Maybe some credit cards and the branding on them were just never meant to be. That’s why we’re bringing you some of the most ridiculously-branded cards we’ve ever seen. If you’ve had one of these cards in your wallet at one time or another, that’s okay because no one needs to know. Unless you want them to.
How else can you show your sense of style and love of the color pink more than your own Baby Phat Rush Card? If you’re going to use a prepaid card, why not make sure that everyone knows what brand you like to rock. Plus, if you get one, you may even be able to win a lunch with Phatmaster hip hop mogul Russell Simmons. Imagine what you could rap about with him!
Congratulations! If you’re a holder of this card, everyone knows that you enjoy a premium beer. The king of beers, in fact. This is the barley pop that is associated with sports, gigantic horses and pretty much Americana in general. Just don’t get caught buying a case of imported beer with this card, that might seem a bit distasteful.
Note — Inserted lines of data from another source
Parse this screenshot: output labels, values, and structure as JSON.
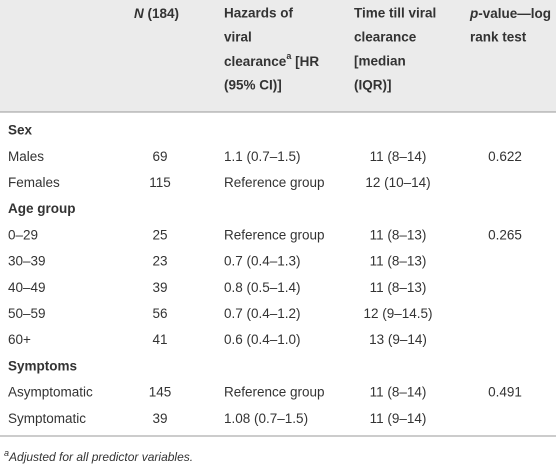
{
  "header": {
    "n_symbol": "N",
    "n_count": "(184)",
    "hazards": {
      "line1": "Hazards of",
      "line2": "viral",
      "line3": "clearance",
      "superscript": "a",
      "line3_end": "[HR",
      "line4": "(95% CI)]"
    },
    "time": [
      "Time till viral",
      "clearance",
      "[median",
      "(IQR)]"
    ],
    "pvalue": {
      "italic": "p",
      "rest": "-value—log",
      "line2": "rank test"
    }
  },
  "groups": [
    {
      "label": "Sex",
      "rows": [
        [
          "Males",
          69,
          "1.1 (0.7–1.5)",
          "11 (8–14)",
          0.622
        ],
        [
          "Females",
          115,
          "Reference group",
          "12 (10–14)"
        ]
      ]
    },
    {
      "label": "Age group",
      "rows": [
        [
          "0–29",
          25,
          "Reference group",
          "11 (8–13)",
          0.265
        ],
        [
          "30–39",
          23,
          "0.7 (0.4–1.3)",
          "11 (8–13)"
        ],
        [
          "40–49",
          39,
          "0.8 (0.5–1.4)",
          "11 (8–13)"
        ],
        [
          "50–59",
          56,
          "0.7 (0.4–1.2)",
          "12 (9–14.5)"
        ],
        [
          "60+",
          41,
          "0.6 (0.4–1.0)",
          "13 (9–14)"
        ]
      ]
    },
    {
      "label": "Symptoms",
      "rows": [
        [
          "Asymptomatic",
          145,
          "Reference group",
          "11 (8–14)",
          0.491
        ],
        [
          "Symptomatic",
          39,
          "1.08 (0.7–1.5)",
          "11 (9–14)"
        ]
      ]
    }
  ],
  "footnote": {
    "marker": "a",
    "text": "Adjusted for all predictor variables."
  }
}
Hey, World of Warcraft may be a fun game to play, but it’s not going to help you find a significant other or win any popularity contests. At least not in the real world. Of course, if you’re more interested in the digital realm, you may want to get this card to buy the items you need made of real matter in order to live your life. Or not. It just depends on how bold you are. When it comes to picking out a credit card to slap down on the table that will impress a date or impress business people at a lunch – just consider the World of Warcraft Visa credit card the anti-Visa Black Card…
Did anyone know that Garfield was still popular enough to warrant his own credit card? There’s a bit of a surprise. It seems like the movies that have come out with a computer generated version of the cat weren’t very good, but this card represents the old timey cartoon version, which was entertaining. I would hope that at least Bill Murray has one of these cards.
Nothing says more about fifty years of futility (Detroit last won a title in 1957, first NFL team to lose every game in 2008) than your own Lions Visa card where you can gain points that you can then use to redeem on NFL gear. This is probably the worst branded credit card in professional sports simply because the NBA’s Los Angeles Clippers are too cheap to offer a card of their own.
If you love the culinary delicacies and high-class ambiance of a Hooters restaurant, you’re going to love the Hooters MasterCard. You can earn 5 points for every dollar you spend on Hooters-related purchases, which may or may not mean that you will be consuming more of those delicious wings that they have. Plus, you don’t need to have perfect credit to get one!
Because there’s no card that better shows fiscal responsibility and innovative foresight, there are definitely many great reasons to get a Government Motors credit card. Heck, if you’re unable to pay off a big old balance on this card at some point, you might as well ask for a bailout to save your financial future. Oh, and you can earn points on cash back for a new car purchase!
Are you a member of the Defenders of Wildlife group? If so you can get a great card that offers you points through the Bank of America WorldPoints rewards program. For every new card that is opened, $50 is donated to the group, as well as two cents for every $10 spent on the card. Plus, you can get a picture of a wild animal on the card that you want to defend like an elephant, wolf or tiger that would probably try to EAT YOU if they actually saw you in real life.
If you’re REALLY on a budget, you can get a Walmart credit card and put all of your shopping purchases on this card, which offers a hefty 22.90% annual percentage rate. There’s no annual fee for this card, but you’ll get no rewards points and that APR rate quoted above is variable. That means you really don’t know what to expect with this card, much like the quality of most Walmart products.
Still available: a card from probably the most unpopular company in the world right now. Word on the street is that a “we totally screwed up the Gulf region” edition of this card should be on the market just before the start of the holiday season. Just kidding.